In everyday statistics and news or even in scientific research, the result is often presented as the mean value. The median, however, gives you much better and more reliable information about your database.

## The Difference Between Mean and Median

The mean is the **average** you already know: just add up all the numbers, then divide by the number of numbers. The **median** is the middle value in a list of numbers. To find the median, you need to list the numbers in numerical order first.

To see the difference, here is an example made from our own **Customer Behavior in the Banking Sector** dataset, to illustrate the mean and median.

On the first chart you can see the **duration of contacts** made with customers in **seconds**. The **middle 80% range** here is **59 to 551** seconds. It is necessary to see this range because **outlier** values in our data can **distort** the results and visualizations.

The **green line** shows the **median** (179 seconds) and the **blue line** shows the **mean** value (210.44 seconds). If we want to know the **average time spent on customer contacts**, the mean and the median show us very **different information**. So, which one should we trust?

We recommend you to choose the **median** instead of the mean. Below you can read the reasons.

## The Outlier Problem

On the next chart, you can see the same dataset but visualized in **full range**, including **outliers** (0 to 4920 seconds). That is a big range.

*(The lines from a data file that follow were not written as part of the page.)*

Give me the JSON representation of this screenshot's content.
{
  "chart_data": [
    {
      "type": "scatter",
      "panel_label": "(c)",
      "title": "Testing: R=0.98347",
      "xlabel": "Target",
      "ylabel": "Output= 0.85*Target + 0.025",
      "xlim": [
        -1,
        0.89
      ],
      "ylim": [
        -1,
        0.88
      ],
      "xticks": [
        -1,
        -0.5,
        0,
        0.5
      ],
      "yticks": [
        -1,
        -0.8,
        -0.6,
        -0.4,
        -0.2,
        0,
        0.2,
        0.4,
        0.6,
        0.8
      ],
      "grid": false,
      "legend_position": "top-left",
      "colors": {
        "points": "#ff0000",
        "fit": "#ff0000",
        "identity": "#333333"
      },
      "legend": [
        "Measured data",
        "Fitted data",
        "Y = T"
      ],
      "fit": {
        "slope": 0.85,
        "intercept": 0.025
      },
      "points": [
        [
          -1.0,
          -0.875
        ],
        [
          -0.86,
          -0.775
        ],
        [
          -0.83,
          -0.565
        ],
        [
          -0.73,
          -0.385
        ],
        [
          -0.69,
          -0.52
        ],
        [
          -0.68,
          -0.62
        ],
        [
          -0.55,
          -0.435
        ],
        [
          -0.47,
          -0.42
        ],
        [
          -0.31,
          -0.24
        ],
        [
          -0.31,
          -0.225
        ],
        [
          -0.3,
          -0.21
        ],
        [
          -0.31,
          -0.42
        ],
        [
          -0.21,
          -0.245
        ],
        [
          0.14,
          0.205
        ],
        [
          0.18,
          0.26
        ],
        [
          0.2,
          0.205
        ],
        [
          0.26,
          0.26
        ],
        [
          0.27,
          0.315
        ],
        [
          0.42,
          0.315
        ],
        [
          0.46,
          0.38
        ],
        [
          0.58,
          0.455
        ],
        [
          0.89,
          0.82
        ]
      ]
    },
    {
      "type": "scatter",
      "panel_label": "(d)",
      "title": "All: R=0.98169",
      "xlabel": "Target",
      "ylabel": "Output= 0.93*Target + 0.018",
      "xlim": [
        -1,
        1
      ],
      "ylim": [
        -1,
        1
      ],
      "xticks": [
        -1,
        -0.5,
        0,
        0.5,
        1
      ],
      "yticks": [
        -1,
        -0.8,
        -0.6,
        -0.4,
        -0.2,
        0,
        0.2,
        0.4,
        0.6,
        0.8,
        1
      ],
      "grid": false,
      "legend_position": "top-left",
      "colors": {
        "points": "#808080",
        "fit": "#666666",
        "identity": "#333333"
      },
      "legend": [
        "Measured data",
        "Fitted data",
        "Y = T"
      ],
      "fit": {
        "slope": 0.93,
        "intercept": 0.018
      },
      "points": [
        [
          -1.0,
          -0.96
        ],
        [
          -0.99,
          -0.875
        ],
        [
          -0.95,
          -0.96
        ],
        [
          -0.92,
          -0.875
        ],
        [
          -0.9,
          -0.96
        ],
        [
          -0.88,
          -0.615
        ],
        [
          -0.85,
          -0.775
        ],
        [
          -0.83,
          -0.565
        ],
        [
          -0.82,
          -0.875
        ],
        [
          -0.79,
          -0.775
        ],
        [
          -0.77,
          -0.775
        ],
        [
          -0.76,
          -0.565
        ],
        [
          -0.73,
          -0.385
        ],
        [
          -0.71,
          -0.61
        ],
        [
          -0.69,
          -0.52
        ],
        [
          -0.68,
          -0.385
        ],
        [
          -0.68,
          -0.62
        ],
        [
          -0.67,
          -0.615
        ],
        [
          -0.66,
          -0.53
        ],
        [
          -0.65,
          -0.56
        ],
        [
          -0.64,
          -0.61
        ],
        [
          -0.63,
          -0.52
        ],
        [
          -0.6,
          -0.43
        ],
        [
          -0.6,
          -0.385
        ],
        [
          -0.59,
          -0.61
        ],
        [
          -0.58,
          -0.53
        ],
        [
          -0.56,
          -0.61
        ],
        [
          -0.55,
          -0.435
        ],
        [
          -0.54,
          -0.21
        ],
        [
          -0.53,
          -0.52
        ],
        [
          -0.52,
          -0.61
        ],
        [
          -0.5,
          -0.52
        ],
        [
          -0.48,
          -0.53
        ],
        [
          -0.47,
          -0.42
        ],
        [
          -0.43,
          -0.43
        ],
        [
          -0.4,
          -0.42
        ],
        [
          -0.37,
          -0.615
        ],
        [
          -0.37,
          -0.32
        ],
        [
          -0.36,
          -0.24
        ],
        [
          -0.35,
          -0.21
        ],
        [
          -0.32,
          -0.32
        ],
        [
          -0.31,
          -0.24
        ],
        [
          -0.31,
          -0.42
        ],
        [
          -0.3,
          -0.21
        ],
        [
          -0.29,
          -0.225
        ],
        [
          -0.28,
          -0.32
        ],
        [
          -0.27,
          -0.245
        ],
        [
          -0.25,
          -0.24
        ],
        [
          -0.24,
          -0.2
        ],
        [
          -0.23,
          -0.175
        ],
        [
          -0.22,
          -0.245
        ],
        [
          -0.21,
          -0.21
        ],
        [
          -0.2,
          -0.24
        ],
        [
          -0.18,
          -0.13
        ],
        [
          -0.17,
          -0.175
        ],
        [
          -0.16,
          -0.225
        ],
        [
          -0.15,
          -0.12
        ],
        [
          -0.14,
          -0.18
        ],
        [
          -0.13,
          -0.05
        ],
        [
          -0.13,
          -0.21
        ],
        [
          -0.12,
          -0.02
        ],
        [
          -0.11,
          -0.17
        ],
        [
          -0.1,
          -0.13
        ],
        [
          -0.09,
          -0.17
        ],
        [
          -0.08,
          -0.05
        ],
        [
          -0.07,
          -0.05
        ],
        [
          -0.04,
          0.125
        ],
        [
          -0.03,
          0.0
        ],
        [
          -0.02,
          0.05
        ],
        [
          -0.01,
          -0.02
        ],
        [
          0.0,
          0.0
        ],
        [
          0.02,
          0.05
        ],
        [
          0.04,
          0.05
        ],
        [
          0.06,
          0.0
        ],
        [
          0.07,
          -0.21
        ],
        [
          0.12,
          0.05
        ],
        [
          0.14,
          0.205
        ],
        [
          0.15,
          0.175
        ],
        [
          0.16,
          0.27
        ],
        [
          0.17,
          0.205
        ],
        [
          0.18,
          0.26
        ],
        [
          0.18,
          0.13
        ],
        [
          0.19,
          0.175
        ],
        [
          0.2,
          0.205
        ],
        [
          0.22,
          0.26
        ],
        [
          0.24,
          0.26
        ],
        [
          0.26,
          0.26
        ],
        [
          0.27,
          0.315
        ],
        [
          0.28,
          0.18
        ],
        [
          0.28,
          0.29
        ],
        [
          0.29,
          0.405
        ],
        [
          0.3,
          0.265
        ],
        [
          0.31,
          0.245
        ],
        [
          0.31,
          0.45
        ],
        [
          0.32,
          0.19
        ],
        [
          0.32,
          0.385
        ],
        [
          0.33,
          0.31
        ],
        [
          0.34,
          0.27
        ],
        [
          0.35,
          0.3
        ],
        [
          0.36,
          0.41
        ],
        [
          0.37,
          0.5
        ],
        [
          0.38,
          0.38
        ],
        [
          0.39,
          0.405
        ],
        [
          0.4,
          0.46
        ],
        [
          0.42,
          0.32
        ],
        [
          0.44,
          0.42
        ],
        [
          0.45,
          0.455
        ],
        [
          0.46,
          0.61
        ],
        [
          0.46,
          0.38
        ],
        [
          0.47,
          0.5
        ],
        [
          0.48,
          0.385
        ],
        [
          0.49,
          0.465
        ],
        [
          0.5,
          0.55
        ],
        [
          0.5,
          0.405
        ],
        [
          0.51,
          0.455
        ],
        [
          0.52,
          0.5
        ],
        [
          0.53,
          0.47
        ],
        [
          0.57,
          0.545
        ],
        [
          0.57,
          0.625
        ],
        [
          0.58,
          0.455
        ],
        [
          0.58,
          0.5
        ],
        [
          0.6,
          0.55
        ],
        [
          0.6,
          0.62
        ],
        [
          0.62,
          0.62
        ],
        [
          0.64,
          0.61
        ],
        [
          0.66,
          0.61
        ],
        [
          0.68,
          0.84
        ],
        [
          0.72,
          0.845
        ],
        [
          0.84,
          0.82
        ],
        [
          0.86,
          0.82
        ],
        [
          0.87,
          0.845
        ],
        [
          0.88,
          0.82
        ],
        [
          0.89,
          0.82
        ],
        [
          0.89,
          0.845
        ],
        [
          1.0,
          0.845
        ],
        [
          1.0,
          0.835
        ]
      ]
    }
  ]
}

It is also easy to see the **difference** between the **median** (180 seconds) and the **mean** (258,29 seconds) values, but now we can also clearly understand how far the outlier values lie.

## The Changing Mean

What if we do not involve the outlier? Let’s see what happens when we exclude more and more outlier values. Using a filter we can see values on the third chart from 0 to 3200 now.

The value of the mean will change (decrease), but the median will not until a bigger change occurs.

Therefore, the median is a more reliable and more stable number than the mean.

Important to notice, that the outlier value will not throw off the result.

## Standard Deviation

Standard deviation is often used to support the understanding of the **average**. It helps to describe our results by **not using one number only**, but it is not understandable to everybody. Instead, it is better to use the **midrange**.

For this, we can use the **IQR** (interquartile range), which can show us the **range of the middle 50%** of the values. However, what about the other 50%? It is better if we check the 10-90 percentile range- the **middle 80% range** of values. With this number, we can describe the bottom and the top 10% of our data.

## Histograms

It has been proven that people can understand shapes and visualized data better than just plain numbers. Therefore, we recommend using **histograms**. Below you can see one more reason to use it.

You may have a big amount of minimum and maximum values but **just a few from the middle**. In our case, the mean and the median will be the same number (5), and without a histogram, you will **not be able to see** the real meaning of your data.

## Summary

Using mean value in data science is a risky decision. It can often mislead you and hide the true results of your analysis. If you have outliers in your data, using the mean will distort the information and can give you false insights.

By visualizing your data you can detect outliers, also you can better understand the underlying dataset of yours. Knowing the background of your data can help you to avoid false assumptions.